The procedure has been standardized with a standard small-gauge vitrectomy to perform a core vitrectomy performed under local anesthesia in the operating room. The delivery of the drug is done with a MedOne Microdose injector with a 38-gauge subretinal cannula attached to the vitrectomy machine.
The investigators are injecting 250 mcL subretinally into a healthy retinal tissue. They are targeting an area superior to the superotemporal arcade vessel or outside the arcades.
Dr. Heier explained that, if needed, a second bleb area could be selected. The bleb margin will be away from the fovea by at least 2 disc areas.
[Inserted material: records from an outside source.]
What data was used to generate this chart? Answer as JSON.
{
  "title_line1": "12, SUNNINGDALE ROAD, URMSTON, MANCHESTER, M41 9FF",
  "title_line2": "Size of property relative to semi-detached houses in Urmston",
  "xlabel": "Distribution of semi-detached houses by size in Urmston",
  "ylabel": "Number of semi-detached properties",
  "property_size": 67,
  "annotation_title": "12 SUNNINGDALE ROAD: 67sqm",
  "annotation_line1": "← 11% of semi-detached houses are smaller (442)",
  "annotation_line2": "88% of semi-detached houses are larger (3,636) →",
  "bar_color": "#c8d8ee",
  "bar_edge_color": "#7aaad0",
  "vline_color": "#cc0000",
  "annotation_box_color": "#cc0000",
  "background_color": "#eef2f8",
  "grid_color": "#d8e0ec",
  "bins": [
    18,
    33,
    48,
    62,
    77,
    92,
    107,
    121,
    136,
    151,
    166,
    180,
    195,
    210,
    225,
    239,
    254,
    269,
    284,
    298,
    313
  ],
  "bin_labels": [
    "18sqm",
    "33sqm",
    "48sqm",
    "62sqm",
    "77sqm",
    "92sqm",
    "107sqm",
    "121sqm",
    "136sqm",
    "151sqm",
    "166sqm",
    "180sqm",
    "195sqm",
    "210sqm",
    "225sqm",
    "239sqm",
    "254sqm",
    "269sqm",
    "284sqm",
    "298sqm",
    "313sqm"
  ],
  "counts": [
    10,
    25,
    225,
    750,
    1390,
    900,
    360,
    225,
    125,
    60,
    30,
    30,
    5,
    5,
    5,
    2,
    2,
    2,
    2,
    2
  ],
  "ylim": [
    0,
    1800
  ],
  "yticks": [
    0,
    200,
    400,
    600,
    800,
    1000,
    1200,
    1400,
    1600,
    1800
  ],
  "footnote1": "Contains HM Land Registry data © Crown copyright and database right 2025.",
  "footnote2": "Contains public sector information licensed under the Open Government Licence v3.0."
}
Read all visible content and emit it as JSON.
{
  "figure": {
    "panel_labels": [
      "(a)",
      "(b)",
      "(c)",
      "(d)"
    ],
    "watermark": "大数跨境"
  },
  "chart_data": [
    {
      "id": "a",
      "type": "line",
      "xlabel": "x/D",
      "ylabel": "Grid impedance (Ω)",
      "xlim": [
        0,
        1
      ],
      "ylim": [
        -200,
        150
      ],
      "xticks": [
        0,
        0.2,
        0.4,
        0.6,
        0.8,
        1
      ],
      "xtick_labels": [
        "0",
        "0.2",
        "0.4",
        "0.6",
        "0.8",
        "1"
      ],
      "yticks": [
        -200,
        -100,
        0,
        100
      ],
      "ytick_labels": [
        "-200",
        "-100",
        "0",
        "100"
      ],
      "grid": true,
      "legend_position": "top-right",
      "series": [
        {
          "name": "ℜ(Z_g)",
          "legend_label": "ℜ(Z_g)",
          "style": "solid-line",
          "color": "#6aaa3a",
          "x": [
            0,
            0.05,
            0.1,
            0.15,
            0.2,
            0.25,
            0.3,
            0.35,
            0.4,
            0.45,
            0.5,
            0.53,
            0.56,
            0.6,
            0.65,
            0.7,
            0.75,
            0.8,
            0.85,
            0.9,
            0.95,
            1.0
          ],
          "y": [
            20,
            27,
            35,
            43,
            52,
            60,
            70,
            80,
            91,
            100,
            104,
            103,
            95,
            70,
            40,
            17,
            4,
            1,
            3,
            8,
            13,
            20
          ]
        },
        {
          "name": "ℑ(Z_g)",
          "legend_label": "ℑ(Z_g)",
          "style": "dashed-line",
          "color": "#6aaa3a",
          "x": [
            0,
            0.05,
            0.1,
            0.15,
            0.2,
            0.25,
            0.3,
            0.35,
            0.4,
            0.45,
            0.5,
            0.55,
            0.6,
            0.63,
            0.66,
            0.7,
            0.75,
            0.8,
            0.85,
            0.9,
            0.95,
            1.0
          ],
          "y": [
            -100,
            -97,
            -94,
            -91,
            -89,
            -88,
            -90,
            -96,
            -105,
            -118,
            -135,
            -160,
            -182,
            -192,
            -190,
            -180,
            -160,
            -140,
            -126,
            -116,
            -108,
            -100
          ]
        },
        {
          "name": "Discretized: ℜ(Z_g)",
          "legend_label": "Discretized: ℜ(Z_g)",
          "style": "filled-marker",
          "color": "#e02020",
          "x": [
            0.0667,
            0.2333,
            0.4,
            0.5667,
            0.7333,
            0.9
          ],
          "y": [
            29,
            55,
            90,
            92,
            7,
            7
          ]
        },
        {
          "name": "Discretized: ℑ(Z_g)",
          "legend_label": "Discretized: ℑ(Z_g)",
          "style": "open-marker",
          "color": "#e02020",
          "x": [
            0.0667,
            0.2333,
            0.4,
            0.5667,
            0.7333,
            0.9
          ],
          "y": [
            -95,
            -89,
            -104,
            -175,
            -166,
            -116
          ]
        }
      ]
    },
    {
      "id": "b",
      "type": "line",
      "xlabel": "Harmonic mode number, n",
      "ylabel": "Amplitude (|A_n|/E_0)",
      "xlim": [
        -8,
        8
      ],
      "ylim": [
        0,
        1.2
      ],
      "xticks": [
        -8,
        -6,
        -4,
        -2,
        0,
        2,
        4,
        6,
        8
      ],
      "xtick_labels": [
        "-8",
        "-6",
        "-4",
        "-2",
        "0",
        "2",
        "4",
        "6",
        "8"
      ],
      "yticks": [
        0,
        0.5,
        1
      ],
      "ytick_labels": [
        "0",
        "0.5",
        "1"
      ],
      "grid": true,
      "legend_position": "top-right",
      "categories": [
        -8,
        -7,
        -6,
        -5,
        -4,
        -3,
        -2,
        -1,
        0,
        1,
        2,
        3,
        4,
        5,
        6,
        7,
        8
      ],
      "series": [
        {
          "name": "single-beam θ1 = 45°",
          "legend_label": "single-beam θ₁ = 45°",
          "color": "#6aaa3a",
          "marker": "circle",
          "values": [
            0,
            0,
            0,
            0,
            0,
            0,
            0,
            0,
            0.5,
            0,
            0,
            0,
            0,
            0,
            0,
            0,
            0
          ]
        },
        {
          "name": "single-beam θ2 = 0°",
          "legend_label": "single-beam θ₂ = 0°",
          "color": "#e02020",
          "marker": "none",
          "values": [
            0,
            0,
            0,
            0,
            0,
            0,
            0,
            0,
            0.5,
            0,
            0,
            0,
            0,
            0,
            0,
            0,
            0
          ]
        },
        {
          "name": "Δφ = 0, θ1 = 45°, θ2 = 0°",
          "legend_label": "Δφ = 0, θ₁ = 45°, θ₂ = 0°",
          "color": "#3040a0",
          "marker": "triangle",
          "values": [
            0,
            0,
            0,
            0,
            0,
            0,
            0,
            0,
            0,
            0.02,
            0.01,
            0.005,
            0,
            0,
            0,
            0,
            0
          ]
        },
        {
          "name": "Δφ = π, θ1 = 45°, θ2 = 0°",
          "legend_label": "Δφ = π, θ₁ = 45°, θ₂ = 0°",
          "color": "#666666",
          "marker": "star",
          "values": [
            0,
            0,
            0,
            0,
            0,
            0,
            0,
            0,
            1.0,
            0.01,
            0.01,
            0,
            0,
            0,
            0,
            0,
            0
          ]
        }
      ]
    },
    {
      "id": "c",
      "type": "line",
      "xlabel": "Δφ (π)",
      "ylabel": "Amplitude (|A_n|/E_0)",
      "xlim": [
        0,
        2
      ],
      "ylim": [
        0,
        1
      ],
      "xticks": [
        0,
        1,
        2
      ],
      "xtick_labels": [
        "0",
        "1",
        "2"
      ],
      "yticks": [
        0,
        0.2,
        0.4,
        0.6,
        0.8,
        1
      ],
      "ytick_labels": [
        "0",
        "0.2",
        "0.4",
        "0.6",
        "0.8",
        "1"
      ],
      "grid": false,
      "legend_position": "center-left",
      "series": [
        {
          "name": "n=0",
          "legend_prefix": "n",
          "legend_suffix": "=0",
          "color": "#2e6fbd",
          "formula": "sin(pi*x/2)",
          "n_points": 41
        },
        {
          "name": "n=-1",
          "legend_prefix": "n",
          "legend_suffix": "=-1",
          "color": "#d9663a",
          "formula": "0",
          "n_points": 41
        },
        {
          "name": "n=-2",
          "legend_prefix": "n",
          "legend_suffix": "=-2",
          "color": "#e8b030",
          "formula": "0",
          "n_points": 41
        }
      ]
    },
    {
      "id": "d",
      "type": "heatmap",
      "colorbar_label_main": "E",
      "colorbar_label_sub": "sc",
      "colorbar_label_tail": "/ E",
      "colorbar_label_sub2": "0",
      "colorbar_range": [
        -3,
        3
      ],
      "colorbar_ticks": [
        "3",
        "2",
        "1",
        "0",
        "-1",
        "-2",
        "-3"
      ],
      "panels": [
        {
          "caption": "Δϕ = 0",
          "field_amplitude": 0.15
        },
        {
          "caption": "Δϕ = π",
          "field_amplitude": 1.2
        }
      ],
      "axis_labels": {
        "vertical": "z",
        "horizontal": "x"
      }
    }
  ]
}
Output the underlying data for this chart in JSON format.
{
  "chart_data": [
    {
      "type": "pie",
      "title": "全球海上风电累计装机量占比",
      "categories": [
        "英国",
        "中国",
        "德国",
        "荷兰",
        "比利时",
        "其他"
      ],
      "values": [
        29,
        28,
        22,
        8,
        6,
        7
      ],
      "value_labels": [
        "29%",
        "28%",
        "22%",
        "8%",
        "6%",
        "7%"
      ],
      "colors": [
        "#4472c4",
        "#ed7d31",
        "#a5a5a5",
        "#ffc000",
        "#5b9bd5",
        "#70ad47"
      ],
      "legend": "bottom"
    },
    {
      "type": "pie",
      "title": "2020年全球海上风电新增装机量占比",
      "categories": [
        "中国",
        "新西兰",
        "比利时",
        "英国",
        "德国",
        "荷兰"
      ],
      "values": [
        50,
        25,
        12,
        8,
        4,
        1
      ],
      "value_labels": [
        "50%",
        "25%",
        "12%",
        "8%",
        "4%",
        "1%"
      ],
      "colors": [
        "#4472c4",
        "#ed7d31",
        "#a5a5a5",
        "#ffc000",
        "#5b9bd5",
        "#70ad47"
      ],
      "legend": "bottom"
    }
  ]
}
When the procedure is complete, an air-fluid exchange is performed and subconjunctival steroids are administered. The patients are not required to maintain a facedown position after surgery. They return for a follow-up evaluation the following day.
No major complications have reported in association with the treatment in the several patients who have undergone the procedure, Dr. Heier reported.
“Gene therapy for neovascular AMD offers the potential to alleviate the patients’ treatment burden,” Dr. Heier explained. “Other gene therapy studies for wet AMD conducted to date have indicated problems with protein expression. However, it is our hope that RGX-314 will have higher levels of protein.
“Designing a surgical trial for a medical disease is challenging,” he added. “The standardization and reproducibility of the procedure are the keys to success.”